ATD Quart Monde a organisé le 22 mai, à Rennes, un débat sur le thème “Remettre la pauvreté au cœur des luttes”, afin de parler de la maltraitance institutionnelle et d’évoquer les solutions à apporter.
Sous la grande halle du Grand Huit, lieu festif de Rennes consacré aux arts forains et à la fête populaire, une centaine de personnes ont découvert ou redécouvert ATD Quart Monde lors d’un événement organisé par le Mouvement. Grâce à la participation de la troupe de théâtre d’improvisation Les Bizh, le ton de la soirée est donné dès le départ : l’objectif est de déconstruire les idées fausses sur la pauvreté.
Le débat, animé par la journaliste Isabelle Motrot, alliée d’ATD Quart Monde, permet aux participants de tester leurs connaissances grâce au quiz sur la maltraitance institutionnelle. Ainsi, dans le public, la question sur le taux de non-recours interpelle et peu de bonnes réponses fusent : 30 à 40 % des personnes qui auraient droit à une aide ne la demandent pas. C’est l’occasion, pour Henri Simorre, allié du Mouvement, de rappeler “la vulnérabilité dans laquelle on peut se trouver pour aller vers un service pour demander quelque chose”. “On a un énorme paradoxe en France : on a beaucoup de services publics et pourtant un taux de non-recours très important. Souvent, on a peur de rencontrer ces services, peut-être parce que l’accès aux droits est très complexe, parce que les conditions pour accéder à ses droits sont nombreuses, les documents à remplir sont compliqués et aussi parce qu’on pense qu’on va vous juger”, détaille-t-il.
Pour lui, le fait de réfléchir à la maltraitance institutionnelle doit permettre de “créer du dialogue avec les personnes les plus en difficulté et les services de l’administration, de la santé” afin qu’ils et elles se comprennent mieux, car ce fléau touche aussi les professionnels, comme l’explique Eden Kuvula, chargée de mission pour l’association Reconnect. “Les professionnels sont assez démunis. De plus en plus de démarches sont dématérialisées, ils doivent donc passer une grande partie de leur temps sur ces démarches et ont moins de temps pour échanger avec les personnes qu’ils accompagnent”, souligne-t-elle. Elle constate par ailleurs que “certains professionnels sont eux-mêmes en difficulté avec le numérique, ce qui crée des freins supplémentaires à l’accompagnement”.
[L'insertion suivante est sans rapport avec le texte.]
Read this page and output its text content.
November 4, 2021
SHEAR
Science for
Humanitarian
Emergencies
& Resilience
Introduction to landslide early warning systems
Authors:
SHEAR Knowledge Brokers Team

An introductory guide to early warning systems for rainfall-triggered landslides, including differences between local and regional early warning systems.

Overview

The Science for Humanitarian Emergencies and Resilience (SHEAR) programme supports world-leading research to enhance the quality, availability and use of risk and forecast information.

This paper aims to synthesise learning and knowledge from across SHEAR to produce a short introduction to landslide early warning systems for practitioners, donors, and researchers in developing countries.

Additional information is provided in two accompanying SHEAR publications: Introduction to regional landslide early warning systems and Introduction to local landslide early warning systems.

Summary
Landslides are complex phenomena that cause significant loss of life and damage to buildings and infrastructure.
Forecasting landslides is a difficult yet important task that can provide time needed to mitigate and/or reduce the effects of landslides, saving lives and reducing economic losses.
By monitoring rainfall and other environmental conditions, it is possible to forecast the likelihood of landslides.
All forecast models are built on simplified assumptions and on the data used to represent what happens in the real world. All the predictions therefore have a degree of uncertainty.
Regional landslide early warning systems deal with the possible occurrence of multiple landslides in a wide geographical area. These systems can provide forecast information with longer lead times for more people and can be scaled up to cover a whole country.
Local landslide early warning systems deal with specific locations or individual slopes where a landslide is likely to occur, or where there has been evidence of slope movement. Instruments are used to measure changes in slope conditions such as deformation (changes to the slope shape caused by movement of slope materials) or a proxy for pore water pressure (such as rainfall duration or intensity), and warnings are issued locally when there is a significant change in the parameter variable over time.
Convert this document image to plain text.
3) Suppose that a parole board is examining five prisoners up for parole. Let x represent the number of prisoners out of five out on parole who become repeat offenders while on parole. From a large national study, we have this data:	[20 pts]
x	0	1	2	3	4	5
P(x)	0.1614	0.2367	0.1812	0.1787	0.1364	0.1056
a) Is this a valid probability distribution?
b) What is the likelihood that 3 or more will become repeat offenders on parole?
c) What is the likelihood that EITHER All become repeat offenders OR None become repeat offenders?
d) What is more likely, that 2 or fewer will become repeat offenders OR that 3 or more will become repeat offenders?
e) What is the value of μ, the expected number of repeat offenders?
Membre d’ATD Quart Monde à Rennes, Ludivine Jolivel peut témoigner de la maltraitance institutionnelle vécue quasiment quotidiennement. Mère de quatre filles, elle doit sans cesse jongler entre les rendez-vous et les appels avec les “40 travailleurs sociaux” qui les accompagnent. “Je passe une trentaine d’heures par semaine pour répondre aux appels et essayer de gérer au mieux et d’accompagner mes filles. Quand je ne réponds pas, on me dit que je m’investis pas”, regrette-t-elle.
Les solutions face à la maltraitance institutionnelle
Face à ces constats, les trois personnes intervenants sur la scène tentent cependant de proposer des solutions. Henri Simorre évoque ainsi le Croisement des savoirs et des pratiques, mis en place par ATD Quart Monde, qui permet à des personnes en situation de pauvreté et à des professionnels de “dialoguer à égalité”. “Rien que ça, cela fait déjà avancer”, précise-t-il. Il détaille ensuite l’expérimentation OSEE, Osons les savoirs d’expérience de l’exclusion, qui vise à faire reconnaître et faire valoir auprès de la société et du travail social, l’expérience des personnes qui vivent la précarité. Développée d’abord au niveau national, l’expérimentation se poursuit actuellement à Lille et à Rennes. Ludivine Jolivel a pu y participer pendant neuf mois : “grâce à tous mes bénévolats, j’ai pu créer un portefeuille de compétences. Cela fait du bien, je me suis enfin dit ‘je sais faire ça’ et maintenant je sais que je veux devenir socio-esthéticienne”, précise-t-elle.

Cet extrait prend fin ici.